For another thing, this isn’t how a misconfigured date would work, it would affect outgoing emails, not the display of incoming emails.
For yet another thing, they obvious didn’t take new screenshots, but photoshopped the old one, as proven by the lack of space between the ‘2’ and the ‘a’.
Moreover, there is as bizarre problem with the dates. October 12th falls on a Wednesday in 2022, but on a Tuesday in 2021. This weirdly implies that the original screenshot is in error, not the redacted screenshot.
I used Tails to access ProtonMail and deliberately set the clock backwards, as shown in the screenshot below. You can see how the wrong date doesn’t change the display of received emails, and how there is space after the number ‘2’.
It’s unclear what’s precisely going on here, but it’s clear some sort of shenanigans are afoot. It’s not absolute proof, as I don’t know precisely which email system they are using, but it’s clearly off.
But this post is really about DKIM, the technology that’ll confirm the original message. The Wire claims that it can’t provide the original email because it would identify their source. This is true — the original, unaltered message file could do so.
However, they can still provide a redacted version — one that will pass DKIM verification, but which won’t contain the metadata that identifies their source.
The reason is because there are two types of metadata in an email message: metadata about the envelope and metadata about the contents.
Validation of the contents doesn’t require the envelope. Stripping the envelope doesn’t change the contents of the message inside.
With the Hunter Biden email that I validated two years ago, I show two versions of the message, the original, and a modified one with the envelope stripped off. Both pass verification, because the contents aren’t modified, only the envelope.
The Wire can do something similar. It would look something like the following:
They’ve already showed us all this in their video, which is why I (well, actually somebody else) can reconstruct almost all of it.
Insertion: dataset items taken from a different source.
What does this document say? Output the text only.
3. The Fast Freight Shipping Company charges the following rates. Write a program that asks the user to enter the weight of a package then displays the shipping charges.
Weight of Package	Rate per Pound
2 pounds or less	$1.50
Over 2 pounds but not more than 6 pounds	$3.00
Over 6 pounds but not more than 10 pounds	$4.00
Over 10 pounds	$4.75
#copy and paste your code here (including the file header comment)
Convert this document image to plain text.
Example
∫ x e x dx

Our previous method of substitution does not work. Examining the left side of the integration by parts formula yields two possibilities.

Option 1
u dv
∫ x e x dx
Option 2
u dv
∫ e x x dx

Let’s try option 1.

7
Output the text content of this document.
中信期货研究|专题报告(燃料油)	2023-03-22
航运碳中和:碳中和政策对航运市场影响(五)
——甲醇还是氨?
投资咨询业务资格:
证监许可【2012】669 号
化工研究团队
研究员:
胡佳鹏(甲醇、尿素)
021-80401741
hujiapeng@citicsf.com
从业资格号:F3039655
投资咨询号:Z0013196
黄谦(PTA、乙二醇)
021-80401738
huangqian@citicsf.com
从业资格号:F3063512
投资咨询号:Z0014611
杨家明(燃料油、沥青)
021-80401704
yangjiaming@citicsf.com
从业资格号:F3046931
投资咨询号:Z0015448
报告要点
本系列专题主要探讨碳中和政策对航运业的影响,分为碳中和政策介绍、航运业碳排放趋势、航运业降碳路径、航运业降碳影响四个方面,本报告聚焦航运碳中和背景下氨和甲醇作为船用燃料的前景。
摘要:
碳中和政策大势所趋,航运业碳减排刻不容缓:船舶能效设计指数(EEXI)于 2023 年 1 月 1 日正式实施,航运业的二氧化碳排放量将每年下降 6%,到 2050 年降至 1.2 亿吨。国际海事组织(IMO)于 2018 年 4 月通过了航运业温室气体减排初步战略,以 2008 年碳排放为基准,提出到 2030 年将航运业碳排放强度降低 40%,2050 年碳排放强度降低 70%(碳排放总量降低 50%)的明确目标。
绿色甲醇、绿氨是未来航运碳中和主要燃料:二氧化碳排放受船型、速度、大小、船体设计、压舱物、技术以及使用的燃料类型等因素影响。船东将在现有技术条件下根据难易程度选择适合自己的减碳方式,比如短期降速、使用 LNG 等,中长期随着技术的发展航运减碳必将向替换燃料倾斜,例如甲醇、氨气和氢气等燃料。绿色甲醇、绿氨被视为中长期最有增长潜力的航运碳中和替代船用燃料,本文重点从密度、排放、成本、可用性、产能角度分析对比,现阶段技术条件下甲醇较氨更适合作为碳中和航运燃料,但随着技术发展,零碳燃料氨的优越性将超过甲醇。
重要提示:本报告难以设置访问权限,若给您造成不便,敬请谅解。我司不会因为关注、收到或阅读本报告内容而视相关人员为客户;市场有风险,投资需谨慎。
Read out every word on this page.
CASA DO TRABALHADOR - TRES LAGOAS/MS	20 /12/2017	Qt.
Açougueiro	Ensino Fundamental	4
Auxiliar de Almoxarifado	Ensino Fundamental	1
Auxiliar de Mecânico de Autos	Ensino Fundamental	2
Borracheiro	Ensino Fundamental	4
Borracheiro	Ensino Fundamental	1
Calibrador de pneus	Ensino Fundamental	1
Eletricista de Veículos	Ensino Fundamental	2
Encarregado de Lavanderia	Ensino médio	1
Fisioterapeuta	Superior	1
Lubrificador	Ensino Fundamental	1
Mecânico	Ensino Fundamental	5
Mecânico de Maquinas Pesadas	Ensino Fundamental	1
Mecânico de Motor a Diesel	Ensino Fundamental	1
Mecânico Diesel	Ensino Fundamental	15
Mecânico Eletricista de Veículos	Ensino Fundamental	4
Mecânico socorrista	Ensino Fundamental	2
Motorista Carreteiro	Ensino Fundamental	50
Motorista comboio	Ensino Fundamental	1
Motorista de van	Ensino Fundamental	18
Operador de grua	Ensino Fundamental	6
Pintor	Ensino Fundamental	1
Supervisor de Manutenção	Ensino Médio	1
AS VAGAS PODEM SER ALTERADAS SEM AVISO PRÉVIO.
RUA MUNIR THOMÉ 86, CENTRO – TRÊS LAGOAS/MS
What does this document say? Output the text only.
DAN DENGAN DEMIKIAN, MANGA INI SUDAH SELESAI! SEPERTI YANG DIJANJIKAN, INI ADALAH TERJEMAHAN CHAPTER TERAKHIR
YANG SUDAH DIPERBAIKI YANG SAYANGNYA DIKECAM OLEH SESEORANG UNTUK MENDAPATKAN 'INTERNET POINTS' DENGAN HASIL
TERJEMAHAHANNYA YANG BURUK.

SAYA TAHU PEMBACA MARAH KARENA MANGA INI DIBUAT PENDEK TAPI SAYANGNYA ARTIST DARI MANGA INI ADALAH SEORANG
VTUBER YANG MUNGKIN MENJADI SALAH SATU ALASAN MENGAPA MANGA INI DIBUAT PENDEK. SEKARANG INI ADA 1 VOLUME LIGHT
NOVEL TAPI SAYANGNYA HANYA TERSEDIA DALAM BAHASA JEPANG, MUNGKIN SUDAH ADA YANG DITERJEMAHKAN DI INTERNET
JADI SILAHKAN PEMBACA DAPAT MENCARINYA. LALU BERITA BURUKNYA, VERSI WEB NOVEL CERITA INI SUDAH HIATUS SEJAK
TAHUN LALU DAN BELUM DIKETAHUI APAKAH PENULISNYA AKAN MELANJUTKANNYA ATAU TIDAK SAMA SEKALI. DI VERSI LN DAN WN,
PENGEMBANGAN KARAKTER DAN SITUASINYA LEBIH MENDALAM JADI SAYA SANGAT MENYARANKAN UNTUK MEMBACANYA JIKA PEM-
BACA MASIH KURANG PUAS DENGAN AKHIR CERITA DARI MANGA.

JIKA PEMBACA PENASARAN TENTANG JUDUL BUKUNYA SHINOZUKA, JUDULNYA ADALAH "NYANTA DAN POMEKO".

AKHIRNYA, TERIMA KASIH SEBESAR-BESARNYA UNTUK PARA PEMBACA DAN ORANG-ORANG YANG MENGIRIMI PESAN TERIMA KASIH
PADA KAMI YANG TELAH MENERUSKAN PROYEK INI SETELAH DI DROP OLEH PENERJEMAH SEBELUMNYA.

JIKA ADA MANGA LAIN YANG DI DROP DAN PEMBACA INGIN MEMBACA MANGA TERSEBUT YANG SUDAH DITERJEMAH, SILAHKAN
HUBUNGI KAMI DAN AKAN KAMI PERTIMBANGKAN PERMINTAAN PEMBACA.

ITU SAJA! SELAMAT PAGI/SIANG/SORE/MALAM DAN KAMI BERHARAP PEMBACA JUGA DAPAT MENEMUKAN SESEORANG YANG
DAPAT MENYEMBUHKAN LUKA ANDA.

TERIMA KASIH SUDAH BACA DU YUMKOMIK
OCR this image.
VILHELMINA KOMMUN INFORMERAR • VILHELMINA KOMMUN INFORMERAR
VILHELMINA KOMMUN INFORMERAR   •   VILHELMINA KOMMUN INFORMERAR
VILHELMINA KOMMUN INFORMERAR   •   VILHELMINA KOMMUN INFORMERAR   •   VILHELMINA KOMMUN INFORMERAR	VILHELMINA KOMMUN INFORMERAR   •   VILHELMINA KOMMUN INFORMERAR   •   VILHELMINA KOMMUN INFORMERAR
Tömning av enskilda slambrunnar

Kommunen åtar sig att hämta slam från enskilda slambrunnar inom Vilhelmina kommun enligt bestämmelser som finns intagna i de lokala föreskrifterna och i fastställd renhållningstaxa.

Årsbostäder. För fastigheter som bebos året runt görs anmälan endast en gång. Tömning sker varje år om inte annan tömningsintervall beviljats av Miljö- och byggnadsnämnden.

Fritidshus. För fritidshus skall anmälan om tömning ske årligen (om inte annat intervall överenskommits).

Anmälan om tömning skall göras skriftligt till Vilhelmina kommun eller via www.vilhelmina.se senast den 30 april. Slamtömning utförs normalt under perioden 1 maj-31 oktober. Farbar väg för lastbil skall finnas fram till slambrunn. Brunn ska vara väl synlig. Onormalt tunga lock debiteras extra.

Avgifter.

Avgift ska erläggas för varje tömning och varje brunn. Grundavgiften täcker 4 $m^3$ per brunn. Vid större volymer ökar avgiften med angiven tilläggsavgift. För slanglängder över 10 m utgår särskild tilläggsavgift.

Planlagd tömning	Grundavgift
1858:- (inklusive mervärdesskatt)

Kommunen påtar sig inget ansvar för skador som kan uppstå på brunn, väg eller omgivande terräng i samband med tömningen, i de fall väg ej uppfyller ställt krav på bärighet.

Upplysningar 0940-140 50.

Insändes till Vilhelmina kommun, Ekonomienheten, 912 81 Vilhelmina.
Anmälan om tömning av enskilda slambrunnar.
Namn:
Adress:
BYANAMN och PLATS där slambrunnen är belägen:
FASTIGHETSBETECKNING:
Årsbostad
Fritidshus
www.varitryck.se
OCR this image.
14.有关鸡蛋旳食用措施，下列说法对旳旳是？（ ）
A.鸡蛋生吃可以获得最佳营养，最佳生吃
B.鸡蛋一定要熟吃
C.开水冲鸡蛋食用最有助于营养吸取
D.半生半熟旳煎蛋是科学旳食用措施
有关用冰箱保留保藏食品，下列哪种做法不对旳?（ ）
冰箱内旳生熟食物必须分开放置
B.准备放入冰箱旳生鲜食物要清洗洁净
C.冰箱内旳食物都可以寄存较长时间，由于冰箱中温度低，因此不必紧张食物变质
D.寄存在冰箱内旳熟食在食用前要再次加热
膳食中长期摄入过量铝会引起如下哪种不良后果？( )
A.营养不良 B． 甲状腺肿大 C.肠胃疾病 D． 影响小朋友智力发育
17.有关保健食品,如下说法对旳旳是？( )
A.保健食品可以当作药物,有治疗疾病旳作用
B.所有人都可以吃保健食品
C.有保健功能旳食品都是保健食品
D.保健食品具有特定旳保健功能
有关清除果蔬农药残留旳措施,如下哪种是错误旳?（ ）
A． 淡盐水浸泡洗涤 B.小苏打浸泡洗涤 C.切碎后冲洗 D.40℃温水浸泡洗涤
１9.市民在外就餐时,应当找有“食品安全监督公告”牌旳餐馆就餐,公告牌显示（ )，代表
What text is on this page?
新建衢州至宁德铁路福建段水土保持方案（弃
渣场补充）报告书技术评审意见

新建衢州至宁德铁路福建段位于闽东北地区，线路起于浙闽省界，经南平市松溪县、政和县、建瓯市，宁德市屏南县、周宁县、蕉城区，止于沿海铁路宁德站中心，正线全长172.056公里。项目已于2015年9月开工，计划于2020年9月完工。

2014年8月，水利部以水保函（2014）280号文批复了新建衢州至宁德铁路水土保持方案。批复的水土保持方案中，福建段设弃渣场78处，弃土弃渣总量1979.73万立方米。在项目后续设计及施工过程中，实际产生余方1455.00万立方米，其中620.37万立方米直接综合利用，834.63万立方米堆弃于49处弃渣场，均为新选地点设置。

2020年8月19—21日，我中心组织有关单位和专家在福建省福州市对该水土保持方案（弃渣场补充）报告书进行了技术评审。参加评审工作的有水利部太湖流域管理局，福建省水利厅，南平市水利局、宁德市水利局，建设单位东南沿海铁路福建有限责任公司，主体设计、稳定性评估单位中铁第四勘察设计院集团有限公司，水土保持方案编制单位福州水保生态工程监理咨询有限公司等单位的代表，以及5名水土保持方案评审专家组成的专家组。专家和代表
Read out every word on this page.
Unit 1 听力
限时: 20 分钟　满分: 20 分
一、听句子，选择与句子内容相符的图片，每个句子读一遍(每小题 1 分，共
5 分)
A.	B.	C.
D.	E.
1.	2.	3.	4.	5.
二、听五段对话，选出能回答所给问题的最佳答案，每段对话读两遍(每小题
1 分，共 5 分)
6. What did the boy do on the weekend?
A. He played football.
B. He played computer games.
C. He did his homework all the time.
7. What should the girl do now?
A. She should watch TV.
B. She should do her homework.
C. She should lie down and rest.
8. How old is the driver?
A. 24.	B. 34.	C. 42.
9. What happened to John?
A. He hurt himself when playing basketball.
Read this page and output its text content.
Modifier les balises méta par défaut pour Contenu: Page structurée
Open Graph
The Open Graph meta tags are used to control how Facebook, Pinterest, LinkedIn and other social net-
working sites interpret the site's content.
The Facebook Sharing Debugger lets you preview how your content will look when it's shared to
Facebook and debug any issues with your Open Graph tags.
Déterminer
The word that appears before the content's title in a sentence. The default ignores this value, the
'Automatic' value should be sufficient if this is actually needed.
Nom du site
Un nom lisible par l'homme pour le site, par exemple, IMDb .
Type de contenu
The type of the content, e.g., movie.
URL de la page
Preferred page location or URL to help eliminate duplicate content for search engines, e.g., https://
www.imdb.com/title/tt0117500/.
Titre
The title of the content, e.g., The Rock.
If The Wire has the expertise to use DKIM to validate an email message, they should easily have the expertise to strip out any privacy-invading envelope headers.
The point of this is that The Wire is needlessly withholding the email. They can redact identifying information of their source, namely, the envelope data identifying the person to whom it was sent, and provide us the rest of the message.
Being able to validate the message would increase our faith in it, but there’s still reason for doubt. DKIM verification would only prove it was sent through those servers. This is useful for something like GMail, where two people not employed by Google use the service. But when somebody is an insider, they have opportunity to use the infrastructure in ways outsiders don’t. Facebook insiders have a high likelihood of being able to spoof the sender’s email address in ways that GMail outsiders would not.
The conclusion is this: either the source or the journalists at The Wire are being dishonest somewhere. It doesn’t mean that the story is wrong, but gives us good reason to doubt it.
If they want to send me the message, in a form that can be validated (meaning, with envelope data stripped out), I’ll happily confirm the DKIM signature. This would help restore some of the reputation of the journalists.
Updates:
The Wire has temporarily pulled the story and is investigating. The main author of the story has removed his Twitter account. The measure of an organization like The Wire isn’t whether they make mistakes like this, it happens to the best of news organizations. The measure is how they respond.
The above source claiming DKIM verification has disavowed it.